Dia menegaskan bahwa pemahaman Al-Quran tidak boleh terbatas hanya pada kalangan tertentu seperti kiai, ustad, atau mereka yang berpendidikan tinggi.
Hal ini disampaikan Andi Seto saat membuka acara “Lomba Cerdas Cermat Pemahaman Al-Quran antar Masyarakat” di Kota Makassar, Jumat (5/4).

Dalam kegiatan tersebut, Andi Seto melibatkan berbagai kelompok masyarakat bawah, termasuk sopir pete-pete, ojek online (ojol), daeng Bentor, dan juru parkir.
Dia menekankan bahwa Al-Quran adalah warisan suci umat Islam yang harus dipahami oleh semua lapisan masyarakat, tanpa terkecuali.
Andi Seto menyatakan keinginannya untuk mengadakan lomba ini sebagai upaya untuk memberdayakan dan memberi kesempatan kepada mereka yang selama ini dianggap masyarakat grassroot untuk ikut serta dalam memahami Al-Quran.

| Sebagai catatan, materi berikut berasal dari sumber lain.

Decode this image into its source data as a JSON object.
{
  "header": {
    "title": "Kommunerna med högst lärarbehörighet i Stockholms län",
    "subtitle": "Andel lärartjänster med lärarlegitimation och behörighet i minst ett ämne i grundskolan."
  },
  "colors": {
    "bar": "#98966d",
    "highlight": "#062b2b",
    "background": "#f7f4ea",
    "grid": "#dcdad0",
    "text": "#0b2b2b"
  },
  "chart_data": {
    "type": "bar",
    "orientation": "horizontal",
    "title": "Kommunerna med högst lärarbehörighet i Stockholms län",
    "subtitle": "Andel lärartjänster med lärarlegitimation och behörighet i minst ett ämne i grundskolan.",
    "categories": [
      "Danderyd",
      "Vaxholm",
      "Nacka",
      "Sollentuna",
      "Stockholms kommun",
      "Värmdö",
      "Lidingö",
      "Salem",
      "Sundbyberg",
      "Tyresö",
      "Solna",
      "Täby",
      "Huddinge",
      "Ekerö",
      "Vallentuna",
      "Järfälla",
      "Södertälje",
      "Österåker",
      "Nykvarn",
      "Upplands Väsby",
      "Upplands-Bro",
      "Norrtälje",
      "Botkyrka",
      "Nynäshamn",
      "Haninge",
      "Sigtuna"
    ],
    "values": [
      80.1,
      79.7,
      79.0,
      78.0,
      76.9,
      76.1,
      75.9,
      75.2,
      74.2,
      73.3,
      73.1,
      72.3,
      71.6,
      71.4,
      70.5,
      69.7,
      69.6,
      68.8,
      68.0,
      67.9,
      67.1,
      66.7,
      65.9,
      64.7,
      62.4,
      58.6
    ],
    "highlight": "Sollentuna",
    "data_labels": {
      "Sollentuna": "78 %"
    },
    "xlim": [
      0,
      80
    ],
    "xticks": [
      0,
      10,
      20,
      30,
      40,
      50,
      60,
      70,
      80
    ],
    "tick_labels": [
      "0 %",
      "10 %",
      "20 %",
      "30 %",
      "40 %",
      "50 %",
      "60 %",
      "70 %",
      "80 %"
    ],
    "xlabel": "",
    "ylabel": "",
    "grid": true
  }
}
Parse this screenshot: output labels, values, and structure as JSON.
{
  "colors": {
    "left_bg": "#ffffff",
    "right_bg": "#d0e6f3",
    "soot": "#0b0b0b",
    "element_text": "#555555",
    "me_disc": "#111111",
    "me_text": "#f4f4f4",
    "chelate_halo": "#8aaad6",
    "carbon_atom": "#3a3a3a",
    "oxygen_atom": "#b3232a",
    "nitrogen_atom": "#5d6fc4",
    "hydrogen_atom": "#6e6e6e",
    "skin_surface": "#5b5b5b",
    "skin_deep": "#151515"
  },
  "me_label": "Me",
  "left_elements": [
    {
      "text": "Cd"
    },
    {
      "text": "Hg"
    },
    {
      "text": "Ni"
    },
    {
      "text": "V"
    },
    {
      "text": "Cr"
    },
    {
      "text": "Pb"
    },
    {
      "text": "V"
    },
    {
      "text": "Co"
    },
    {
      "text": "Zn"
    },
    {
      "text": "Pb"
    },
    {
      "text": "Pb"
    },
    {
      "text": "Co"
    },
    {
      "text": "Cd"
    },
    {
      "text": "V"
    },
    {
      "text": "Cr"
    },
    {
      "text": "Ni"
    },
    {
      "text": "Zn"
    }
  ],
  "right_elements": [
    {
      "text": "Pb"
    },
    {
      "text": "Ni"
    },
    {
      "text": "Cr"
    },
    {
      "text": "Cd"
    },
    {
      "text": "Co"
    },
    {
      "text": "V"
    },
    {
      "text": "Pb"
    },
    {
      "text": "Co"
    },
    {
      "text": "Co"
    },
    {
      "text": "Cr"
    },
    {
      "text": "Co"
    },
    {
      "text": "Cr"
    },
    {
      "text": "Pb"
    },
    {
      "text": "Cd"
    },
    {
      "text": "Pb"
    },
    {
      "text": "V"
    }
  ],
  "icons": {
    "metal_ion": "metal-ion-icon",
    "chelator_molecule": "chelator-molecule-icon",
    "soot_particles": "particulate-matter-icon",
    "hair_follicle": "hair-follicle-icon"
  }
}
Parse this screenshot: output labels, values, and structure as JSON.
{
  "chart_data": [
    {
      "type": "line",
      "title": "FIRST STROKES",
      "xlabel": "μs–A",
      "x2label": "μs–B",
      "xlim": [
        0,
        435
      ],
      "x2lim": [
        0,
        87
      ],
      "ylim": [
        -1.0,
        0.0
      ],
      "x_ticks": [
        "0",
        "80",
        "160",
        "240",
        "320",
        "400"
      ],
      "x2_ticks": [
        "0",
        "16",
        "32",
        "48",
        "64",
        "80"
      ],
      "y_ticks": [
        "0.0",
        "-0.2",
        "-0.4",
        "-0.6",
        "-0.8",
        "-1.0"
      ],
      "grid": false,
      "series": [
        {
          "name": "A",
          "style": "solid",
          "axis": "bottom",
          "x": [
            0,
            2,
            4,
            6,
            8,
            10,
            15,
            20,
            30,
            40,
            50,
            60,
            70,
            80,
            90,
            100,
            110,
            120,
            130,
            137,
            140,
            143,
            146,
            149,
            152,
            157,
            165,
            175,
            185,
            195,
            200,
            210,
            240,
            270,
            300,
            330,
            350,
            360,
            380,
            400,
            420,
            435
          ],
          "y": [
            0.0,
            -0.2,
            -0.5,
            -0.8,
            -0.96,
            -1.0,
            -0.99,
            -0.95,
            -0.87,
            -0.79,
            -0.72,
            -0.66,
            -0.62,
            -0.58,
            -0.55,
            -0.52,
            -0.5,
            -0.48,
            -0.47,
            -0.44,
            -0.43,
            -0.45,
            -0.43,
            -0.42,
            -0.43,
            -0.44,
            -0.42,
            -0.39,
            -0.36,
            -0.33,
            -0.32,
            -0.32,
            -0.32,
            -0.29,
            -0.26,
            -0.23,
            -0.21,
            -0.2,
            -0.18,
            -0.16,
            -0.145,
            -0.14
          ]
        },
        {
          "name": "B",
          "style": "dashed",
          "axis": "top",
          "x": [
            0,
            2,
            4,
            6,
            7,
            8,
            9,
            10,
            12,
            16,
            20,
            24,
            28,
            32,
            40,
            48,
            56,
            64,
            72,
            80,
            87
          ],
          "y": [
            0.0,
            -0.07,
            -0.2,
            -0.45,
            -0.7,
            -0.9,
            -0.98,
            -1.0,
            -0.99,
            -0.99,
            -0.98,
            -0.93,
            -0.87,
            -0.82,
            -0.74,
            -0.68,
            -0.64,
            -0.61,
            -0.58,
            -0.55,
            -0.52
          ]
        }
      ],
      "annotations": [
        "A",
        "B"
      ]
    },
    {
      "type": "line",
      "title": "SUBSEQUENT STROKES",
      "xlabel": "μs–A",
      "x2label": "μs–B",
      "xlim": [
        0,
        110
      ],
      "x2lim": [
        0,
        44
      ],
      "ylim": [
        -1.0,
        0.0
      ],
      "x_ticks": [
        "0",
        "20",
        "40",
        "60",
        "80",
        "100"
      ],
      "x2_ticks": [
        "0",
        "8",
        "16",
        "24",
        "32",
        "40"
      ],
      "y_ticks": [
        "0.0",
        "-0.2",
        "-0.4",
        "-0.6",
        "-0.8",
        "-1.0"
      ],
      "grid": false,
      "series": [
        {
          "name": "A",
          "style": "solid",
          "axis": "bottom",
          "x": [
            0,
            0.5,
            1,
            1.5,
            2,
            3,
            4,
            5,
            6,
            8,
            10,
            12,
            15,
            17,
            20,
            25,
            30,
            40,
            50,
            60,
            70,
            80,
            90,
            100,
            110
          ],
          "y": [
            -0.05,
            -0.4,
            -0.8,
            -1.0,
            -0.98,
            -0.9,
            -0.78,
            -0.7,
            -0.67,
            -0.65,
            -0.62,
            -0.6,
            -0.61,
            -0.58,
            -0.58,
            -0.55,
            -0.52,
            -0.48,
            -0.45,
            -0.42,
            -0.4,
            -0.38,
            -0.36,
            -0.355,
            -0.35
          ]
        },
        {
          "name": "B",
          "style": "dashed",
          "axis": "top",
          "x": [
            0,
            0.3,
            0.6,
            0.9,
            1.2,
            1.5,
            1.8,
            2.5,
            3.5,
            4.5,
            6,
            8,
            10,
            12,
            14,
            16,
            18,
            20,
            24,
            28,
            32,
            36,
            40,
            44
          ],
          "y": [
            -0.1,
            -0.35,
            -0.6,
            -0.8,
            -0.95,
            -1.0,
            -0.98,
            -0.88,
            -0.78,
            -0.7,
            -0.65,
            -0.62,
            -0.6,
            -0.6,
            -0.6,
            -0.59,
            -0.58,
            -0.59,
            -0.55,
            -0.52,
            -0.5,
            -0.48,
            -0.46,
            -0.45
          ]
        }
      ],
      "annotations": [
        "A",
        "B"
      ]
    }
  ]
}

Menurutnya, partisipasi mereka dalam lomba ini merupakan bukti bahwa pemahaman Al-Quran tidak terbatas pada kalangan terpelajar saja, melainkan bisa dimiliki oleh siapa pun, termasuk mereka yang mungkin sering direndahkan.

Dalam sesi lomba, Andi Seto mengamati bahwa sebagian besar peserta dari masyarakat bawah mampu menjawab pertanyaan dengan baik, meskipun ada beberapa pertanyaan yang tidak bisa mereka jawab.
Hal ini mengindikasikan bahwa pemahaman Al-Quran tidak tergantung pada latar belakang pendidikan atau pekerjaan seseorang.
Salah satu peserta lomba, Daen Iksan, mengungkapkan rasa terima kasihnya kepada Andi Seto karena telah memberikan kesempatan bagi mereka untuk ikut serta dalam lomba ini.
Baginya, pengalaman ini sangat berharga dan menjadi kesempatan pertamanya untuk berpartisipasi dalam lomba semacam ini.